Quote Roundup
1.
In 1983 the Indiana University historian Robert F. Byrnes collected essays from 35 experts on the Soviet Union -- the cream of American academia -- in a book titled After Brezhnev. Their conclusion: Any U.S. thought of winning the Cold War was a pipe dream. "The Soviet Union is going to remain a stable state, with a very stable, conservative, immobile government," Byrnes said in an interview, summing up the book. "We don’t see any collapse or weakening of the Soviet system."
Barely six years later, the Soviet empire began falling apart. By 1991 it had vanished from the face of the earth. Did Professor Byrnes call a press conference to offer an apology for the collective stupidity of his colleagues, or for his part in recording it? Did he edit a new work titled Gosh, We Didn’t Know Our Ass From Our Elbow? Hardly. Being part of the American chattering class means never having to say you’re sorry.
From Glenn Garvin's review of "In Denial: Historians, Communism and Espionage," in this month's edition of Reasononline.
2.
I find that I cannot shake a memory of something I read years ago in one of Shirley MacLaine's memoirs. The work of Ms. MacLaine might seem an odd thing to reference here, but bear with me. I write from memory. She was a young movie star. It was the 1950s. She had appeared in a film that was at least implicitly critical of the United States. She came under fire from some critics: Why can't you people in Hollywood be more positive? Your work encourages anti-American propaganda. She didn't think this was true, but she wasn't exactly a world-class thinker so it didn't matter. What did matter is what she threw away at the end of her story. She went to an international film festival and talked with an anti-American intellectual. He told her something like, "The first time I ever thought maybe your country was something special was when I saw your movie and saw how critical Hollywood is allowed to be. You must really have some kind of freedom."
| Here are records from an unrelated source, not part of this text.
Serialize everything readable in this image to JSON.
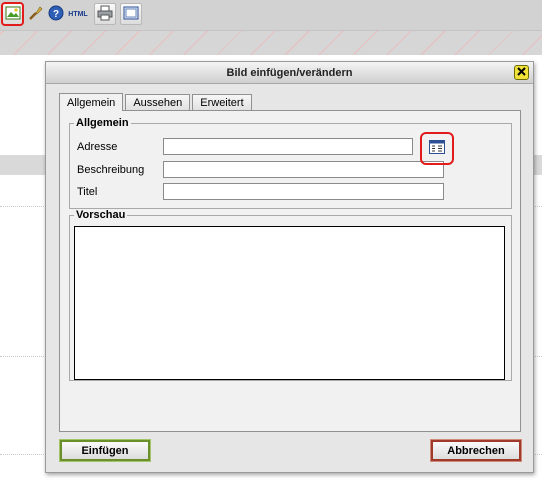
{
  "toolbar": {
    "icons": [
      "insert-image-icon",
      "clean-brush-icon",
      "help-icon",
      "html-source-icon",
      "print-icon",
      "fullscreen-icon"
    ],
    "html_label": "HTML"
  },
  "dialog": {
    "title": "Bild einfügen/verändern",
    "tabs": [
      {
        "label": "Allgemein",
        "active": true
      },
      {
        "label": "Aussehen",
        "active": false
      },
      {
        "label": "Erweitert",
        "active": false
      }
    ],
    "general": {
      "legend": "Allgemein",
      "fields": {
        "address": {
          "label": "Adresse",
          "value": ""
        },
        "description": {
          "label": "Beschreibung",
          "value": ""
        },
        "title": {
          "label": "Titel",
          "value": ""
        }
      },
      "browse_icon": "browse-file-list-icon"
    },
    "preview": {
      "legend": "Vorschau"
    },
    "buttons": {
      "insert": "Einfügen",
      "cancel": "Abbrechen"
    }
  },
  "colors": {
    "highlight": "#e21b1b",
    "close_button": "#f1e23a",
    "insert_border": "#6b8f2a",
    "cancel_border": "#a03a2a"
  }
}
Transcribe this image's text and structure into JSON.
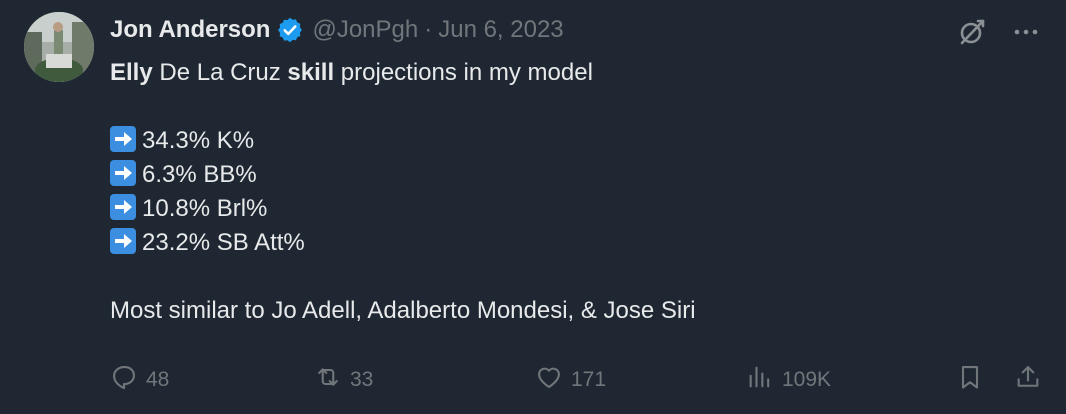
{
  "author": {
    "name": "Jon Anderson",
    "handle": "@JonPgh",
    "separator": "·",
    "date": "Jun 6, 2023",
    "verified": true
  },
  "tweet": {
    "line1": {
      "part1": "Elly",
      "part2": " De La Cruz ",
      "part3": "skill",
      "part4": " projections in my model"
    },
    "stats": [
      "34.3% K%",
      "6.3% BB%",
      "10.8% Brl%",
      "23.2% SB Att%"
    ],
    "closing": "Most similar to Jo Adell, Adalberto Mondesi, & Jose Siri"
  },
  "actions": {
    "replies": "48",
    "reposts": "33",
    "likes": "171",
    "views": "109K"
  },
  "colors": {
    "background": "#1f2832",
    "text": "#e7e9ea",
    "muted": "#71767b",
    "verified": "#1d9bf0",
    "arrow_emoji": "#3b8ee0"
  },
  "icons": {
    "verified": "verified-badge-icon",
    "grok": "grok-icon",
    "more": "more-icon",
    "reply": "reply-icon",
    "repost": "repost-icon",
    "like": "heart-icon",
    "views": "views-icon",
    "bookmark": "bookmark-icon",
    "share": "share-icon",
    "arrow": "right-arrow-emoji-icon"
  }
}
Peggy Noonan in WSJ, on "A Humiliation for America: Why the abuse of Iraqi prisoners is so disheartening," and like many of us trying to trace thread of hope through the dark maze.
3.
If anyone wanted to argue that torture is a matter of routine in many of the countries whose official media now express such shock, they would have to argue by way of double standards. This case would collapse at once and of its own weight if the standard was to become a single one, or if one torturer became an excuse for another. This point doesn't completely apply to the media themselves, who have yet to show the video execution of an Italian civilian kidnapped by Iraqi jihadists, or indeed many other lurid atrocities. But there's no hypocrisy in holding self-proclaimed liberators to a higher standard.
Hitchens, of course, whose rage in other parts of this piece comes close to hitting the temperature I feel, and the word for it: Betrayal. By cheap S&M porn-scum sleazebag prison guards.